1.) Obligation cannot be "justified" (22). Obligation cannot be known or theorized.

1.a) Lyotard derives it from narrative pragmatics. "Someone speaks to me; he places me under an obligation. This is precisely what Levinas has been thinking. What kind of obligation? The obligation to retell. But not necessarily to my teller. I am not obligated to give it back to him, no, that is not it; but I am obligated in the way of a relay that may not keep its charge but must pass it on" (31).

1.b) The "must pass it on" is prescriptive; it is a command that is in the very nature of the obligation. It can be defined as tradition.
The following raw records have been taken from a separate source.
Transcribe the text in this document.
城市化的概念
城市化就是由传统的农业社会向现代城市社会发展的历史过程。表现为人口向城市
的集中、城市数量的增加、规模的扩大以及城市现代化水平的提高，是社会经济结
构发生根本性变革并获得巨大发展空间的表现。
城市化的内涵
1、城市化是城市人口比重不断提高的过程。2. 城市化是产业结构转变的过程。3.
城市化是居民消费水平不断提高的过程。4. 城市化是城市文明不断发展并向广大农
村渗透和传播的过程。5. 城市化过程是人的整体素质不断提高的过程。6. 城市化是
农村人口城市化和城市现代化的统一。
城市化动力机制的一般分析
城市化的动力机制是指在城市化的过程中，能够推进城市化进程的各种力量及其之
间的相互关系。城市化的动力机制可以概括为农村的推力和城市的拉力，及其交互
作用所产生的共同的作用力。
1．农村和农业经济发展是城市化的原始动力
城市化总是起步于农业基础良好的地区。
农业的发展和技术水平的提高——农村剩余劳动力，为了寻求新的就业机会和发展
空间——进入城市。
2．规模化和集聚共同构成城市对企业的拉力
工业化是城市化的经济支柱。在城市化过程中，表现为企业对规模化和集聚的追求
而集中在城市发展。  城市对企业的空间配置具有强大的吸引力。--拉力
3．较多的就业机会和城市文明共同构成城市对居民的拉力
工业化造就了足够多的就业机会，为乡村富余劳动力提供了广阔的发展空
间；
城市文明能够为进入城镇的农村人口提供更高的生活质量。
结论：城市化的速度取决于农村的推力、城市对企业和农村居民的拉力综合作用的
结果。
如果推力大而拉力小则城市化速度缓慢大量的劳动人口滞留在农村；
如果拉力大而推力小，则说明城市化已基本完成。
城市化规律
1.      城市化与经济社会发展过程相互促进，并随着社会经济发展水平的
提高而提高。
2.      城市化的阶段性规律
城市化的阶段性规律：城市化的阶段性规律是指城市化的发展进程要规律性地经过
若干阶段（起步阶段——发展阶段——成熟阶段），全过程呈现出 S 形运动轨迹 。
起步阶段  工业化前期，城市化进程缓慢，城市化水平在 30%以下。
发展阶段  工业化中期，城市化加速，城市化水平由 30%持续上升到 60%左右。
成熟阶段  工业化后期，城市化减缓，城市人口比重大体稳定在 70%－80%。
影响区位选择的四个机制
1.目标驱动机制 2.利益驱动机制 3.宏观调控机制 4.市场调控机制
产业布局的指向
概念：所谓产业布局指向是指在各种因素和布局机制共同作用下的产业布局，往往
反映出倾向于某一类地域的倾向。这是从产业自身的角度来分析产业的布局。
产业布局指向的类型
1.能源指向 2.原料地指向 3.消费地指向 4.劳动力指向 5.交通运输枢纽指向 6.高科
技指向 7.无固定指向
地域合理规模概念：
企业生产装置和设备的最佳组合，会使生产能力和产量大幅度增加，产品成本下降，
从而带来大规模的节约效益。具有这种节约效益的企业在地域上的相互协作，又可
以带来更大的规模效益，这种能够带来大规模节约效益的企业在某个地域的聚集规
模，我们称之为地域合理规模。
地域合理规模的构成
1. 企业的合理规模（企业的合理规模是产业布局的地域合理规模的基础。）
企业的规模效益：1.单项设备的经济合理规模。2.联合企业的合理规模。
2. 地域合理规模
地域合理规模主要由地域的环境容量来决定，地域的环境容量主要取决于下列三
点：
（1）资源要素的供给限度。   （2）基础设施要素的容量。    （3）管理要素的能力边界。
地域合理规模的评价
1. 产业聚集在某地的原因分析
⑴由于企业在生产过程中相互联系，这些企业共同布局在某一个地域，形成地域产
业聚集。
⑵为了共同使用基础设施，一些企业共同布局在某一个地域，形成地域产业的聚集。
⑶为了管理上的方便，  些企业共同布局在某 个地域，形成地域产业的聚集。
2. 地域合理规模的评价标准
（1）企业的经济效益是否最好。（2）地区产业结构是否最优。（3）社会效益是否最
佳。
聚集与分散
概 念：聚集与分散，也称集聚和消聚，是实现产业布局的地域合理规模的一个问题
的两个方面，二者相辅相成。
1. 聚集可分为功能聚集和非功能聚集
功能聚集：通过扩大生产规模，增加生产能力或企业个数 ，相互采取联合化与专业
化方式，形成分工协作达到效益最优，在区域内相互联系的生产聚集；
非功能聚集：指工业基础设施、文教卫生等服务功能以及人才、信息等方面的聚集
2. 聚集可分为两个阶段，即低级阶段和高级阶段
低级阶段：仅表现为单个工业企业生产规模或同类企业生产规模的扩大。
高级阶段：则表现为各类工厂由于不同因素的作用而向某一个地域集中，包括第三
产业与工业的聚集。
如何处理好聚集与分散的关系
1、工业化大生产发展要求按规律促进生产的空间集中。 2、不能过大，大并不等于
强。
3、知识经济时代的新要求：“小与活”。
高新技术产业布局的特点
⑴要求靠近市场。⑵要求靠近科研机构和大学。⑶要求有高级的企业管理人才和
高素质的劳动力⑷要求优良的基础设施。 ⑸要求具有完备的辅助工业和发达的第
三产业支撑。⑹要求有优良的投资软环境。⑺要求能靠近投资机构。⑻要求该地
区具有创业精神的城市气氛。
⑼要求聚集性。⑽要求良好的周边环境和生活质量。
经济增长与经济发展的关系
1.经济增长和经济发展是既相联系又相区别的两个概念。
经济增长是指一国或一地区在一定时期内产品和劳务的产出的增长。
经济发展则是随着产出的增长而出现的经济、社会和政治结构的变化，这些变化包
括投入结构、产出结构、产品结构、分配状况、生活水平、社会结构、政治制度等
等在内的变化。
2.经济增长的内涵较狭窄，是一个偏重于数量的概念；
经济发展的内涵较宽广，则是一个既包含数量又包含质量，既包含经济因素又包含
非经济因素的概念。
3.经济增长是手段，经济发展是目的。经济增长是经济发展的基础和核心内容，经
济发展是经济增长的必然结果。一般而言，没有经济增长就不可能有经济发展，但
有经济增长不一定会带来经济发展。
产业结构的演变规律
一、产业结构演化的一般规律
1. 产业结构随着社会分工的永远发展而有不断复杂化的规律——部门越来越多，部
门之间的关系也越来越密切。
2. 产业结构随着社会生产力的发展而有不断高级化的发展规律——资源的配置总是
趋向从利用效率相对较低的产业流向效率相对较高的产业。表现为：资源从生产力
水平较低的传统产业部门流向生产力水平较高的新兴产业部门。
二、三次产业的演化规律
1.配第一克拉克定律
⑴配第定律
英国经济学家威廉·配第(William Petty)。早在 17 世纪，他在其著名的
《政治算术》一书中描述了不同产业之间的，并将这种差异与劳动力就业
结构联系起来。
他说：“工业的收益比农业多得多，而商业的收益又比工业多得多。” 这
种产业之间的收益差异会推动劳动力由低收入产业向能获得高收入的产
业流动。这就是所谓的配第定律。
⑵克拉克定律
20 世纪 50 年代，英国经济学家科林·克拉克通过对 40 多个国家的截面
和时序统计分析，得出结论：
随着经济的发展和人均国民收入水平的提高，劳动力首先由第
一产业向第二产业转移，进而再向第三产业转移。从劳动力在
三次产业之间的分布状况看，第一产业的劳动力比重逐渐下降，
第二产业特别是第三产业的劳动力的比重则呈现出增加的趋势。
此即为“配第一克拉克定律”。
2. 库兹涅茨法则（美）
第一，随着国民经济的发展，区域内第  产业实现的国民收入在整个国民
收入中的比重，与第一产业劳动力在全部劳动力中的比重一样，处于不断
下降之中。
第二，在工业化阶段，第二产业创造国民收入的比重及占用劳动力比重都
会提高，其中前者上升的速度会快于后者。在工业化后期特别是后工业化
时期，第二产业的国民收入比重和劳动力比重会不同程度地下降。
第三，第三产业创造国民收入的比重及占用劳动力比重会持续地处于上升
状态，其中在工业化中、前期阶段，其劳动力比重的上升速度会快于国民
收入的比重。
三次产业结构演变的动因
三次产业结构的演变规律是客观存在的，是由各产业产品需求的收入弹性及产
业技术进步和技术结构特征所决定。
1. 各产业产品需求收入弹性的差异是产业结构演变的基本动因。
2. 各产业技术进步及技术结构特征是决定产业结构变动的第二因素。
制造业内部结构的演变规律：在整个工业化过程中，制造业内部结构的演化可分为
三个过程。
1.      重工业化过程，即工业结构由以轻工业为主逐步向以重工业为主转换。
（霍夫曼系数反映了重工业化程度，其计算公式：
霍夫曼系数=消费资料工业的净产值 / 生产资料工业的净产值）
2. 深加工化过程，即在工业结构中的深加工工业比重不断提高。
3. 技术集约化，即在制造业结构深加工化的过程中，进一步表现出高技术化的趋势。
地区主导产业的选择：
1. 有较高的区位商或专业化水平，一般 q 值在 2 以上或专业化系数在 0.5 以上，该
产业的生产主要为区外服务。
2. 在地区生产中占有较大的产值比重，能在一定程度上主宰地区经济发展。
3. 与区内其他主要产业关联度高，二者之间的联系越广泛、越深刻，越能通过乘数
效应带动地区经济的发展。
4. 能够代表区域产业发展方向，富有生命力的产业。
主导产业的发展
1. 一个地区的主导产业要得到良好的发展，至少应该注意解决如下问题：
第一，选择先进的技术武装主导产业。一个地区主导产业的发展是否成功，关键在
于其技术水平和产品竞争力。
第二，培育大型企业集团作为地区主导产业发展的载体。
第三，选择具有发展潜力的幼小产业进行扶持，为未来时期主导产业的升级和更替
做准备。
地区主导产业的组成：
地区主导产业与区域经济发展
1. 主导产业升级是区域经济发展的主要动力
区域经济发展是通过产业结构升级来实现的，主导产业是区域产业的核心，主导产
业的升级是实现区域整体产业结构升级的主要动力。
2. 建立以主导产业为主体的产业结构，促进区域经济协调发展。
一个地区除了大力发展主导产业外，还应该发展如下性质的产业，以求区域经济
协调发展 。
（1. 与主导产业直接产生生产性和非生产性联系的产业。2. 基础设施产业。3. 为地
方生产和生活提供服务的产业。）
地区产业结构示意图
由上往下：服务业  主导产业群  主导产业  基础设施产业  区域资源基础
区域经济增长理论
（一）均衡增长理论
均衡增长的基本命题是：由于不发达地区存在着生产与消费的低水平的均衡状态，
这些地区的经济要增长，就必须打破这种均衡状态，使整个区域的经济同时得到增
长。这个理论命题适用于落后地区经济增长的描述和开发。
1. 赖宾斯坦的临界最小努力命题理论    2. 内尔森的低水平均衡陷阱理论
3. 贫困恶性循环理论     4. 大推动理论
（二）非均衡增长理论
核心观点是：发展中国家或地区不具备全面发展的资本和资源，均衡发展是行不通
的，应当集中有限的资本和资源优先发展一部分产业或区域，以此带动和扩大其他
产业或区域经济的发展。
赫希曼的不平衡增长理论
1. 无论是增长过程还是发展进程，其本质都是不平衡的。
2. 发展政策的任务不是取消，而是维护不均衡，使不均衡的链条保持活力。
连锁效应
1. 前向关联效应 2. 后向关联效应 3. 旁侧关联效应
It is an ethical basis for justice and in the form of Austin's "performative" utterance.

1.c) Obligation is an aspect of language. "What does language want of me?" (98)

1.d) Obligation is a feeling (69). Yet this raises a question of the existential body which is not part of discursive pragmatics?

2.) "I am obligated before any freedom" (37). 2.a) This contrasts, for example, with Sartre's idea of a freedom before essence, the freedom he exerts because he lacks a "superego" (The Words p.11).

2.b) The priority of obligation contextualizes rusing. It is a limitation on the freedom to speak merely because one can ruse only within a prior context, a language game. One can revise or retell only that which has been told. Obligation focuses on the receiver, on the priority of the listener (33 and 37).

3.) Obligation is political not merely personal. 4.) Because the listener is free to ruse, obligation is pagan.